For me as a post-graduate student, the Oxford laboratory of Dorothy Hodgkin in the mid 1960s seemed like the center of the world. Dorothy had just been given the Nobel prize. Distinguished crystallographers from all over the world visited to talk about vitamin B12 and to ask of progress with insulin. Young researchers joined from USA, China, India, Chile, New Zealand, Australia, Canada and all over Europe, eager to participate in the excitement. The successful lysozyme team of David Phillips moved to Oxford in 1966 and those working on insulin relocated alongside in Old Physiology. It was a very stimulating environment for a young scientist!

In 1969, thirty five years after Dorothy had observed the first diffraction from rhombohedral insulin crystals, Guy and Eleanor Dodson, Ted Baker, M. Vijayan and I were lucky to be around when the insulin structure ( Fig. 1) was finally solved, the first protein hormone to be successfully subjected to X-ray analysis1,2. The excitement intensified again, with interest from the international scientific community and the press. Nobel prize winners — Perutz, Kendrew, Sanger, Anfinsen and many others — came to see Dorothy and we were asked to write reviews and give lectures at prestigious meetings.

Figure 1
figure 1

Structures of a, a zinc insulin hexamer and b, a glucagon trimer.

However, life after the successful insulin analysis was much more complex and sometimes much less satisfying. Of course, we enjoyed discussions with chemists, biologists, clinicians and colleagues in pharmaceutical companies, learning more about the molecular physiology of insulin and relating our structural results to other data. That was a lot of fun, and we did make progress3 as well as many friendships. We were the center of much attention; even Margaret Thatcher, a student of Dorothy in earlier years, came to see us, although Dorothy thought it was probably better that I was not around that day, given my political views. But we had lost the clear objective of solving the structure, and the focus that it brought to our everyday work. It was also obvious that all of us had to leave eventually to develop our careers elsewhere.

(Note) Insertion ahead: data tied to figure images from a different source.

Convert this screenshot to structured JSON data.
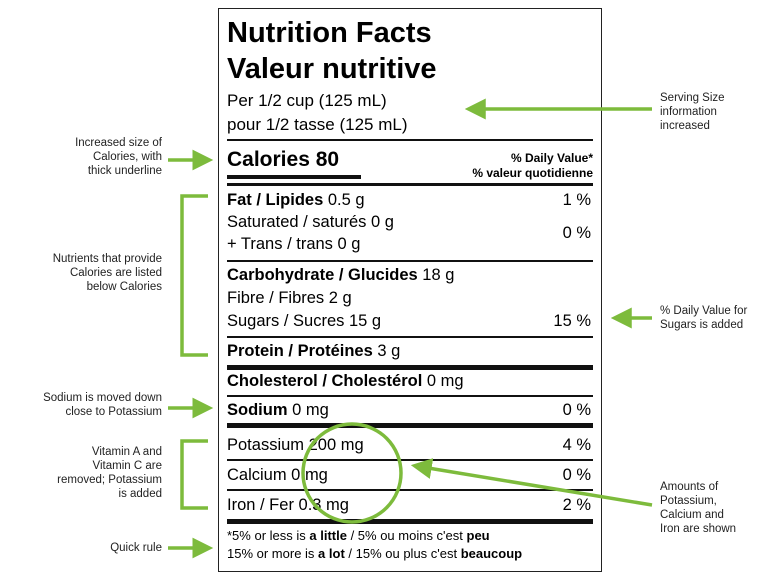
{
  "label": {
    "title_en": "Nutrition Facts",
    "title_fr": "Valeur nutritive",
    "serving_en": "Per 1/2 cup (125 mL)",
    "serving_fr": "pour 1/2 tasse (125 mL)",
    "calories": "Calories 80",
    "dv_header_en": "% Daily Value*",
    "dv_header_fr": "% valeur quotidienne",
    "fat_bold": "Fat / Lipides",
    "fat_amount": " 0.5 g",
    "fat_dv": "1 %",
    "saturated": "Saturated / saturés 0 g",
    "trans": "+ Trans / trans 0 g",
    "sat_trans_dv": "0 %",
    "carb_bold": "Carbohydrate / Glucides",
    "carb_amount": " 18 g",
    "fibre": "Fibre / Fibres 2 g",
    "sugars": "Sugars / Sucres 15 g",
    "sugars_dv": "15 %",
    "protein_bold": "Protein / Protéines",
    "protein_amount": " 3 g",
    "cholesterol_bold": "Cholesterol / Cholestérol",
    "cholesterol_amount": " 0 mg",
    "sodium_bold": "Sodium",
    "sodium_amount": " 0 mg",
    "sodium_dv": "0 %",
    "potassium": "Potassium 200 mg",
    "potassium_dv": "4 %",
    "calcium": "Calcium 0 mg",
    "calcium_dv": "0 %",
    "iron": "Iron / Fer 0.3 mg",
    "iron_dv": "2 %",
    "footnote1_a": "*5% or less is ",
    "footnote1_b": "a little",
    "footnote1_c": " / 5% ou moins c'est ",
    "footnote1_d": "peu",
    "footnote2_a": "15% or more is ",
    "footnote2_b": "a lot",
    "footnote2_c": " / 15% ou plus c'est ",
    "footnote2_d": "beaucoup"
  },
  "annotations": {
    "serving": "Serving Size\ninformation\nincreased",
    "calories": "Increased size of\nCalories, with\nthick underline",
    "nutrients": "Nutrients that provide\nCalories are listed\nbelow Calories",
    "sugars_dv": "% Daily Value for\nSugars is added",
    "sodium": "Sodium is moved down\nclose to Potassium",
    "vitamins": "Vitamin A and\nVitamin C are\nremoved; Potassium\nis added",
    "minerals": "Amounts of\nPotassium,\nCalcium and\nIron are shown",
    "quick_rule": "Quick rule"
  },
  "colors": {
    "accent": "#7dbb3c",
    "rule": "#111111"
  }
}
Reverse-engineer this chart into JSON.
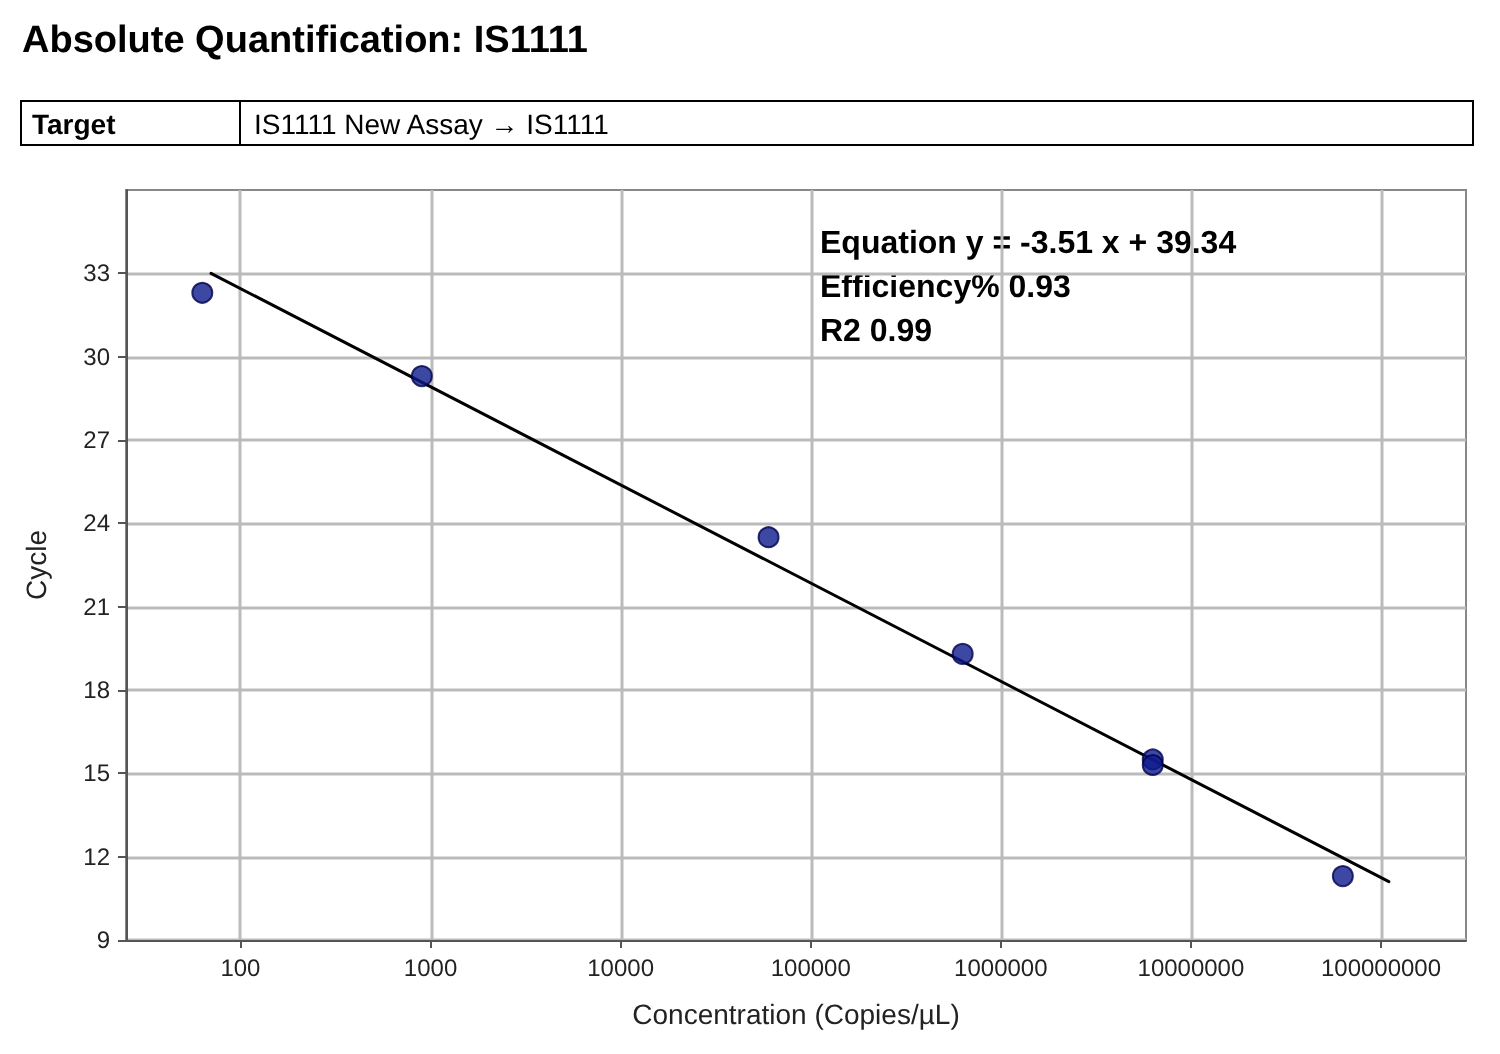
{
  "chart_data": {
    "type": "scatter",
    "title": "Absolute Quantification: IS1111",
    "xlabel": "Concentration (Copies/µL)",
    "ylabel": "Cycle",
    "annotations": [
      "Target",
      "IS1111 New Assay → IS1111",
      "Equation y = -3.51 x + 39.34",
      "Efficiency% 0.93",
      "R2 0.99"
    ],
    "log": "x",
    "xlim": [
      25,
      280000000
    ],
    "xticks": [
      100,
      1000,
      10000,
      100000,
      1000000,
      10000000,
      100000000
    ],
    "ylim": [
      9,
      36
    ],
    "yticks": [
      9,
      12,
      15,
      18,
      21,
      24,
      27,
      30,
      33
    ],
    "grid": true,
    "series": [
      {
        "color": "#0d1a8c",
        "marker": "circle",
        "x": [
          63,
          900,
          60000,
          630000,
          6300000,
          6300000,
          63000000
        ],
        "values": [
          32.3,
          29.3,
          23.5,
          19.3,
          15.5,
          15.3,
          11.3
        ]
      },
      {
        "type": "line",
        "color": "#000000",
        "marker": "none",
        "line_style": "solid",
        "x": [
          70,
          110000000
        ],
        "values": [
          33,
          11.1
        ]
      }
    ]
  }
}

After a period of relative abstention from my other passion of the time, politics, I found myself elected to the City Council in 1970 and eventually in charge of planning in Oxford. Although I played with the idea of going into politics nationally, it all seemed much more difficult than I had anticipated. The challenge of making decisions with insufficient data was more acute than in protein crystallography. The need to balance and decide between morally equivalent options in the face of scientific uncertainty left me with a permanent respect for politicians. It also encouraged me to leave Oxford and retreat to a quieter place where I could focus once more on scientific objectives alone.

But arriving in the School of Biological Sciences in Sussex University in early 1973 was really a shock. I was faced by an empty, new building. There was an urgent need to write my lectures. None of my small team, a post doc and three students, had done any protein crystallography, although I was lucky to recruit Ian Tickle who was already an outstanding crystallographer. We had to set up biochemistry, crystallography and computing on a small grant designed for the purchase of a rotating anode generator and precession cameras. Nobody came to visit; it certainly was not anywhere near the center of the world! Nevertheless, we continued the work on pancreatic hormones — including other insulins, from a range of different species, and glucagon — and in 1975, we determined the structure of glucagon using anomalous scattering4,5, a technique learned through the earlier work on the insulin project.